A Comissão de Defesa do Consumidor da Câmara dos Deputados aprovou um projeto de lei que visa implementar alertas em rótulos, bulas e materiais promocionais de medicamentos que contenham substâncias capazes de impactar a habilidade de dirigir veículos. O projeto, relatado pelo deputado Márcio Marinho (Republicanos-BA), propõe alterações à Lei de Vigilância Sanitária (Lei 6.360/76) e deve seguir as diretrizes técnicas estabelecidas pela Agência Nacional de Vigilância Sanitária (Anvisa).
O texto revisado é um substitutivo ao Projeto de Lei 877/24, inicialmente apresentado pelo deputado Juninho do Pneu (PSDB-RJ). A proposta original sugeria a criação de uma nova legislação detalhando as informações que os laboratórios farmacêuticos deveriam fornecer. No entanto, a versão aprovada incorpora essas exigências diretamente na legislação já existente. Marinho enfatizou que a nova medida mantém a obrigatoriedade das advertências, que são fundamentais para a proteção da saúde pública e a segurança no trânsito.

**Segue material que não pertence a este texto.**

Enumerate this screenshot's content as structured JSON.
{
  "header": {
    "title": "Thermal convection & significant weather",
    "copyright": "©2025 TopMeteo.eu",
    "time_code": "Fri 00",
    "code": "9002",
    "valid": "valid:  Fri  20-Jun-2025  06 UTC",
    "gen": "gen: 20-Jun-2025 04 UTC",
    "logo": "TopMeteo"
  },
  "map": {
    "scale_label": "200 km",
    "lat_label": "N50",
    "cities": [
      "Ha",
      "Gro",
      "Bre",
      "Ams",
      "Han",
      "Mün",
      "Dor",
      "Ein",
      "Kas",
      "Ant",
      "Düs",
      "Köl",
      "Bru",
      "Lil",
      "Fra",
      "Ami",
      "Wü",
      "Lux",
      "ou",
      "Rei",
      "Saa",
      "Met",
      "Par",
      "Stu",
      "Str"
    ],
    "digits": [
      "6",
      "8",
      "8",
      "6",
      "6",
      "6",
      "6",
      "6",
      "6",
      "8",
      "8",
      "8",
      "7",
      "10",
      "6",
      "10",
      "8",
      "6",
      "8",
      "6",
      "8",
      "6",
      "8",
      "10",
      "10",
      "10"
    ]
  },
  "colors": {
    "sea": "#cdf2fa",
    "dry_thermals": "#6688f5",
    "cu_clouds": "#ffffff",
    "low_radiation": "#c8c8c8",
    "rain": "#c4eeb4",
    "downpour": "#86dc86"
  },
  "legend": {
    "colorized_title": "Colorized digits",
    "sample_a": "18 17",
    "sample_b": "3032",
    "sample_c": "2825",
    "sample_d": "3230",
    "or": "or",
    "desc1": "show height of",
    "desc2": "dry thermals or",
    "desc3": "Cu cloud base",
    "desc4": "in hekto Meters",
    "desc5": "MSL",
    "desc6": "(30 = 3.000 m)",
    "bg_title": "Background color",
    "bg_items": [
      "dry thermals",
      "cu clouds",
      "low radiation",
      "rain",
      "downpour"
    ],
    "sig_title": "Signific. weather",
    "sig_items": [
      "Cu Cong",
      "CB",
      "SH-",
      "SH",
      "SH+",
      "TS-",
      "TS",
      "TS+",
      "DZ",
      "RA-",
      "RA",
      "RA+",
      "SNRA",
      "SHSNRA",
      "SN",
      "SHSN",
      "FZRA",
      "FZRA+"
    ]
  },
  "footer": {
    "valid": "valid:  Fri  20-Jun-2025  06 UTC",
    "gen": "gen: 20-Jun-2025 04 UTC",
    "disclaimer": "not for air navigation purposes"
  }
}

O relator também ressaltou que o projeto respeita a autonomia técnica da Anvisa e busca um equilíbrio entre os interesses do setor público e privado, evitando onerar excessivamente a indústria farmacêutica. Ele afirmou que a redação final do projeto “concilia rigor técnico, proteção ao consumidor e racionalidade regulatória”.
Marinho mencionou que países como os Estados Unidos e as nações da União Europeia já adotam práticas semelhantes, exigindo avisos claros sobre a segurança dos medicamentos. Isso demonstra uma tendência global em priorizar a segurança dos usuários de medicamentos, especialmente no que diz respeito à condução de veículos. A Associação Brasileira de Medicina de Tráfego (Abramet) também se manifestou, alertando que substâncias como calmantes, antidepressivos, analgésicos potentes, antialérgicos e relaxantes musculares podem provocar sonolência, reduzir a atenção e prejudicar os reflexos e a visão, comprometendo a capacidade de dirigir.
Após a aprovação na Comissão de Defesa do Consumidor, o projeto será analisado pela Comissão de Constituição e Justiça e de Cidadania (CCJC) em caráter conclusivo. Para que a proposta se torne lei, ela ainda precisa ser aprovada pela Câmara dos Deputados e pelo Senado Federal.
A implementação de alertas nos rótulos e bulas de medicamentos é um passo importante para a segurança dos motoristas e a proteção dos consumidores, garantindo que todos estejam cientes dos potenciais efeitos colaterais que podem comprometer a habilidade de dirigir. A iniciativa reflete uma crescente responsabilidade das indústrias farmacêuticas em informar os usuários sobre os riscos associados ao uso de certos medicamentos, promovendo uma maior conscientização e, consequentemente, segurança nas estradas. Assim, o projeto se apresenta como uma medida relevante para a saúde pública e a prevenção de acidentes de trânsito relacionados ao uso inadequado de medicamentos.